Можайский взял за рукав жандармского офицера и о чем-то его, офицера, спросил. Тот несколько раз утвердительно кивнул головой, жестом показал куда-то в сторону Плюссы и ответил:

— С полверсты по путям в направлении станции, а там, не доходя до станции, проход к поселку. Так короче всего.

— Скоро начнет темнеть. Необходимо поторопиться.

Офицер подозвал своих и велел:

— Ступайте в Симоново. Возьмите… гроб какой-нибудь что ли… должно же быть что-то! Дерюгу… Ну, марш, марш, на месте разберетесь. И быстро: одна нога там, другая здесь… тьфу, бес бы все это прибрал! Одна здесь, другая там! Понятно?

Жандармы загудели и, ловко поднявшись по насыпи к путям, пошли не столько быстро, сколько усердно имитируя быстроту. Офицер поджал губы, но тут же махнул рукой и окрикивать с внушением никого не стал.

Можайский посмотрел на Инихова. Сергей Ильич уже докурил, но на взгляд пристава ответил с укоризной:

— Опять я?

— Не Алексею же Венедиктовичу копать.

Услышав это, Мякинин закрутил головой и, сделав шаг назад — хотя он и так уже стоял достаточно далеко от места «раскопок», — только и промямлил что-то вроде «нет, нет, господа, я не могу, никак не могу!»
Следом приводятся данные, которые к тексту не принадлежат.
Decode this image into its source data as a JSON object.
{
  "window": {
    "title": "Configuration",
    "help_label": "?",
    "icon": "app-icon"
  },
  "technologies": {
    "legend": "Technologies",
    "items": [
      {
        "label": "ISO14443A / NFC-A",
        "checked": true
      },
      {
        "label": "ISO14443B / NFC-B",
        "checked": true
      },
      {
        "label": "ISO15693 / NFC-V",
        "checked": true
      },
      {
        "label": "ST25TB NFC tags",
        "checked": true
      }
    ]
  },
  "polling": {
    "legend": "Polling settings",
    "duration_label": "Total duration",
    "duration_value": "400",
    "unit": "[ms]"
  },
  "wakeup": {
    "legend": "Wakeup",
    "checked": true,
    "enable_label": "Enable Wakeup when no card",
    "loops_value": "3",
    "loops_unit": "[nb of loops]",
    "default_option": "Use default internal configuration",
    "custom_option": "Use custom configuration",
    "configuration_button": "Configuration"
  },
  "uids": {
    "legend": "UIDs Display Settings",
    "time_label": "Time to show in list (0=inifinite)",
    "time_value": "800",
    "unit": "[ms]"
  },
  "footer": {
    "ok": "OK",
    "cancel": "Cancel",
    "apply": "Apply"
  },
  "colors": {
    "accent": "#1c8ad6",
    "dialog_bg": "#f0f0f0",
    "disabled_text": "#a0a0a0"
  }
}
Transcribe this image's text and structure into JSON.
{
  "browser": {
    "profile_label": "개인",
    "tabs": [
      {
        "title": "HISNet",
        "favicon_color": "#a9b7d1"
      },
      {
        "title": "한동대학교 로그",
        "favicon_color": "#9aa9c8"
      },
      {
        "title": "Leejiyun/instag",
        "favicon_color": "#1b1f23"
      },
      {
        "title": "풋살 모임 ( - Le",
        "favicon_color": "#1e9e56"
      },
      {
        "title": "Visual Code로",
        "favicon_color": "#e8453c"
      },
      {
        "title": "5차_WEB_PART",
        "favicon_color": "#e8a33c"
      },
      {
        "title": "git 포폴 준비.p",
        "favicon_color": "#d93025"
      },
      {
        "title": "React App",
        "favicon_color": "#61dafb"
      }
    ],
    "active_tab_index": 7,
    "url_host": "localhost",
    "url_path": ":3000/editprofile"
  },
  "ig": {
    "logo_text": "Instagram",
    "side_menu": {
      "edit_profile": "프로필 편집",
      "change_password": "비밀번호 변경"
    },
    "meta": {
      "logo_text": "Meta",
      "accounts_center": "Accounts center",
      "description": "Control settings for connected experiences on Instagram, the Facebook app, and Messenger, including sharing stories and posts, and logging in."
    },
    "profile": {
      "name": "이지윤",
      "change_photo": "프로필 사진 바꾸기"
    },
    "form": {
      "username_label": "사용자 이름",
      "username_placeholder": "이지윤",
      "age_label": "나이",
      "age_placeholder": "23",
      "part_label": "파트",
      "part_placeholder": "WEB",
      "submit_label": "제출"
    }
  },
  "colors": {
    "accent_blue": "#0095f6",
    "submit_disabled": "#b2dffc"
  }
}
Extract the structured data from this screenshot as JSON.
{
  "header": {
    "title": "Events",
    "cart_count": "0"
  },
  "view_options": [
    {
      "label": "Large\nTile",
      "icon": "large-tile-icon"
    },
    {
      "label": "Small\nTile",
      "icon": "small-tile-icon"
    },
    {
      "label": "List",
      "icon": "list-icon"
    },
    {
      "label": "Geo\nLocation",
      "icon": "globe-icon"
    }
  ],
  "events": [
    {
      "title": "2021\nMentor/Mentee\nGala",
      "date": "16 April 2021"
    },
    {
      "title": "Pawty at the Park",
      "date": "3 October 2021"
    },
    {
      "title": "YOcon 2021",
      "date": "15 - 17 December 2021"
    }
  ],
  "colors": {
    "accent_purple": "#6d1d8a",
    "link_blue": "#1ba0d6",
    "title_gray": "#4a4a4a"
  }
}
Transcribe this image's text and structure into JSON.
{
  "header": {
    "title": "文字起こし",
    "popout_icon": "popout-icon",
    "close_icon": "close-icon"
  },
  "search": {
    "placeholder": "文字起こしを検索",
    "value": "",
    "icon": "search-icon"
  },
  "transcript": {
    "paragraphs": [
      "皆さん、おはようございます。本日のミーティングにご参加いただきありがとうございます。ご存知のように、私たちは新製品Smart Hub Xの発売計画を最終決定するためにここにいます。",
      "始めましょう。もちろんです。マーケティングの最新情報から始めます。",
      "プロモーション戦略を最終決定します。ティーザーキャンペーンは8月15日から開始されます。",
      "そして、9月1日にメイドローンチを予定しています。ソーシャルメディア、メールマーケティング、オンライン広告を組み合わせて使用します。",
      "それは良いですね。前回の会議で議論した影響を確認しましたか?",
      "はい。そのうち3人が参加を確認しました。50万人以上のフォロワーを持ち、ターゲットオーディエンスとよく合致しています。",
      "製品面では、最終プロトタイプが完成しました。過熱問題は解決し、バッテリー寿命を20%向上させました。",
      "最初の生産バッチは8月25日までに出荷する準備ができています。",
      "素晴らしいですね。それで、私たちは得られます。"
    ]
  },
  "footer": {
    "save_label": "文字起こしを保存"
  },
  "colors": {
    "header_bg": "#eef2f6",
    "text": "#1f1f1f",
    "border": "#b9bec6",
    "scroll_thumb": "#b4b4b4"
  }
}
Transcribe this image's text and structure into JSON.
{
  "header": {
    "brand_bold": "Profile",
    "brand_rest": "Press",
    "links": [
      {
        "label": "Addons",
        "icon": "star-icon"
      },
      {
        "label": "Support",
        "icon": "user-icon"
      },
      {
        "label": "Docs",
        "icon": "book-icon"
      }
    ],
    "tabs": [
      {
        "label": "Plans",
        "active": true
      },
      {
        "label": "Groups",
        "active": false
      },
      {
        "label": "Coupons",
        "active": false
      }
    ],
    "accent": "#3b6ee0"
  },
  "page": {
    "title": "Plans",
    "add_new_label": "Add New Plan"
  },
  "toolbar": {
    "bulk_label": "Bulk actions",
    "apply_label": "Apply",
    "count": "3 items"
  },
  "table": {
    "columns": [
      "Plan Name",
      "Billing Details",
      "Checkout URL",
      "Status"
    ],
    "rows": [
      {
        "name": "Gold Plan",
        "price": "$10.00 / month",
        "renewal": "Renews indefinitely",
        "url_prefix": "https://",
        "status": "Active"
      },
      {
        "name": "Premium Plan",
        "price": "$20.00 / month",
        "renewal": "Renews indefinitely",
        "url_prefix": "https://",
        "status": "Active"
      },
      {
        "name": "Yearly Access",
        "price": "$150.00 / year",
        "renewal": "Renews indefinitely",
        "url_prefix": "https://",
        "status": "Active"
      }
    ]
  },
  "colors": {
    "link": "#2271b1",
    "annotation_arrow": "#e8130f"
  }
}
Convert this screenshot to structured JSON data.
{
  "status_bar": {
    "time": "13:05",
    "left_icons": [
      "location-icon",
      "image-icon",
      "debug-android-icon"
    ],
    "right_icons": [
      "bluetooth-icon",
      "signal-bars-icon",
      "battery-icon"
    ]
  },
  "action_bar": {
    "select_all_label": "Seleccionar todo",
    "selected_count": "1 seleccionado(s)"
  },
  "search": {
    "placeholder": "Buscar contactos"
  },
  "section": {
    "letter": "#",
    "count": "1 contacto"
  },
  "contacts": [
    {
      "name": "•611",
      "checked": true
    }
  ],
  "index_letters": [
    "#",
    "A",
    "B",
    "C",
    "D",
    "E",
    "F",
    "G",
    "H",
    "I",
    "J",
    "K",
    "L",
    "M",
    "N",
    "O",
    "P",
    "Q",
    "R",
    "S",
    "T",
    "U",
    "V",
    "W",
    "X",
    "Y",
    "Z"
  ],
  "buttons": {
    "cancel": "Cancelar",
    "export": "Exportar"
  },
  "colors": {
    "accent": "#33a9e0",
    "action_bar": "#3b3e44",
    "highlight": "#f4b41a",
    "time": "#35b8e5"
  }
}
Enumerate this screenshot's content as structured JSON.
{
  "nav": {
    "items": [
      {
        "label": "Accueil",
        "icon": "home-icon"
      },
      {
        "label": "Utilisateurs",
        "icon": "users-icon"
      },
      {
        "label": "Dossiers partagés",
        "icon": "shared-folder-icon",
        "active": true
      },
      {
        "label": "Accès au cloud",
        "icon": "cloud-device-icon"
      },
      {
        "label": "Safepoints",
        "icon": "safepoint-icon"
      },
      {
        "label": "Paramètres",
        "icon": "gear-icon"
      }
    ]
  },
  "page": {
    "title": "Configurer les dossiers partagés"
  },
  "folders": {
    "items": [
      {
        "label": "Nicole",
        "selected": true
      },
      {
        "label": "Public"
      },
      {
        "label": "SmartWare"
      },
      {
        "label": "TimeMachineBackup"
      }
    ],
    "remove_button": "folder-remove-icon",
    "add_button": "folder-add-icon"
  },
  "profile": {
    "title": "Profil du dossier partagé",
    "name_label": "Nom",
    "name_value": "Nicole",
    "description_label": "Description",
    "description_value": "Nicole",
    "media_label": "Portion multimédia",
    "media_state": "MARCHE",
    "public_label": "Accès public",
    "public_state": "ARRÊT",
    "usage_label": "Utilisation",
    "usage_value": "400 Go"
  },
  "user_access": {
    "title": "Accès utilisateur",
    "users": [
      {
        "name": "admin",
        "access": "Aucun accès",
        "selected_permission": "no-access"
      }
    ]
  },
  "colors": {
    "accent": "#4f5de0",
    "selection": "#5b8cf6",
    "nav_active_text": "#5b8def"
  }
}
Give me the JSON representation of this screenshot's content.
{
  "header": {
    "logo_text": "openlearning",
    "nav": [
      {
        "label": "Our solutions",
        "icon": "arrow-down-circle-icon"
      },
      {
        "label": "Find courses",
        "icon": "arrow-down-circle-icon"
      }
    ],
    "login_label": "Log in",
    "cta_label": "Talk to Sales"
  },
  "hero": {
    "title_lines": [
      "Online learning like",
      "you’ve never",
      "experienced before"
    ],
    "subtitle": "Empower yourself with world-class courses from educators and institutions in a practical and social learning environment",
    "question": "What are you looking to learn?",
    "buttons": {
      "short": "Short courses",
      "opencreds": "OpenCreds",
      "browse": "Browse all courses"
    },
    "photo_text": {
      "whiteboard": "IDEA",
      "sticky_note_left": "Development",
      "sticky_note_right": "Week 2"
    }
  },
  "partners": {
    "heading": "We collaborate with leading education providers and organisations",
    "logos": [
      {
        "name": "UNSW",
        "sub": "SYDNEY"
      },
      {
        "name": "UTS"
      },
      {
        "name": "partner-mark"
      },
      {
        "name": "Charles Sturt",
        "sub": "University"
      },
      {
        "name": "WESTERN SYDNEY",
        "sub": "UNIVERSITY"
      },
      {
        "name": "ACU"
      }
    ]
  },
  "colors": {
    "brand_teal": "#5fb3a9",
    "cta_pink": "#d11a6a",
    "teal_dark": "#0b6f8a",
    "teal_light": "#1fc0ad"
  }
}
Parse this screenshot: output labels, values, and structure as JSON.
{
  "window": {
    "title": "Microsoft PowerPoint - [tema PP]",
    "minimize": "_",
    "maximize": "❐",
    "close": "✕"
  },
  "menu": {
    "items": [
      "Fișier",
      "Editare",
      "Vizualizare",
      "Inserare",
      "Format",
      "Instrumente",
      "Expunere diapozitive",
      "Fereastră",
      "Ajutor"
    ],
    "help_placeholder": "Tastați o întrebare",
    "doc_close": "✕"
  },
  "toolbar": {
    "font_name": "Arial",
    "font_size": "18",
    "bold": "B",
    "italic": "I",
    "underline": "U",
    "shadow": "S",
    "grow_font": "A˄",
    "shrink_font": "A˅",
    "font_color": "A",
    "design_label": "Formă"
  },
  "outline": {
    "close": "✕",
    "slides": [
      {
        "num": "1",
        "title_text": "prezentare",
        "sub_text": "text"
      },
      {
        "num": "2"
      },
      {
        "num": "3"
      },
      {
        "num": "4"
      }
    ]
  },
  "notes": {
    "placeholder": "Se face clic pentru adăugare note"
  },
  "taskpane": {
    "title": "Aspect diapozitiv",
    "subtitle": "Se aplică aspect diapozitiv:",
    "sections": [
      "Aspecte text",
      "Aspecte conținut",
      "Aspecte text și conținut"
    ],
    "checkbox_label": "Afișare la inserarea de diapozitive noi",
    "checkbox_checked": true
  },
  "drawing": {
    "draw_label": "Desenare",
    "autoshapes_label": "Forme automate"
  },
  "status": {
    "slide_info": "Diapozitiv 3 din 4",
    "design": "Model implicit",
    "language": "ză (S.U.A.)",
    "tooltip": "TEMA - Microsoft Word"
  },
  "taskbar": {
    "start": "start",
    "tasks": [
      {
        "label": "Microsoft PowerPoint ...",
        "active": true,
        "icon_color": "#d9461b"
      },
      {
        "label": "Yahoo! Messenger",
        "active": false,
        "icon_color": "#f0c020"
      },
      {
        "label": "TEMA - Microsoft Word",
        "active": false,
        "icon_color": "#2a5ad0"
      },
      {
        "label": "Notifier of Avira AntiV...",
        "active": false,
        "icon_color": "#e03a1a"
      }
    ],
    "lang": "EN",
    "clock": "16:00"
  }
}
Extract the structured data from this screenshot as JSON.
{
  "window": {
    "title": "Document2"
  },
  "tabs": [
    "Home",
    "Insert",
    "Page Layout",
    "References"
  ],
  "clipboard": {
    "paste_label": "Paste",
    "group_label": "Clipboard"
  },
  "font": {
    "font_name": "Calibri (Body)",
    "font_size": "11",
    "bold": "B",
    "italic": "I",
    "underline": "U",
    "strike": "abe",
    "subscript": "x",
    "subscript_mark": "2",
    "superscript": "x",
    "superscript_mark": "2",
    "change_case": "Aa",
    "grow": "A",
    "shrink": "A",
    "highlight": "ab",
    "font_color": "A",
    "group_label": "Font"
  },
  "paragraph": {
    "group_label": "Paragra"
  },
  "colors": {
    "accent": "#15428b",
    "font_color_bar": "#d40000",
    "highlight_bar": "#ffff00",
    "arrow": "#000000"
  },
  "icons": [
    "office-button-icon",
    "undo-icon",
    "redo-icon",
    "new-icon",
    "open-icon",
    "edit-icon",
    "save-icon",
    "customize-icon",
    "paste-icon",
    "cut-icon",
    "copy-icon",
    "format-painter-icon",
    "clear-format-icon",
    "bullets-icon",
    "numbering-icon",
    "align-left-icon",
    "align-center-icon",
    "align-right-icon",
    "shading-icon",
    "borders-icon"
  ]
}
— И не вашему сиятельству, конечно?

Жандармский офицер с какой-то издевкой в тоне подчеркнул обращение, но Можайский на издевку не обратил никакого внимания и только с неизменной улыбкой в глазах сказал:

— Как ни стыдно в этом признаться, с детства, знаете ли, боюсь покойников. Даже целых. А уж отчлененных голов… Не поверите: могу и в обморок упасть.

— Да тьфу на вас с вашими штучками, князь! — Офицер, уже куда добродушней, усмехнулся. — Делать-то что будем? Жребий?

— Это идея.

Но идее со жребием — к всеобщему облегчению — не было суждено воплотиться: совершенно неожиданно в ситуацию вмешался Генэ.

— А ну-ка, господа, посторонитесь! Ведь и верно замечено: скоро начнет темнеть. Дайте же мне работать!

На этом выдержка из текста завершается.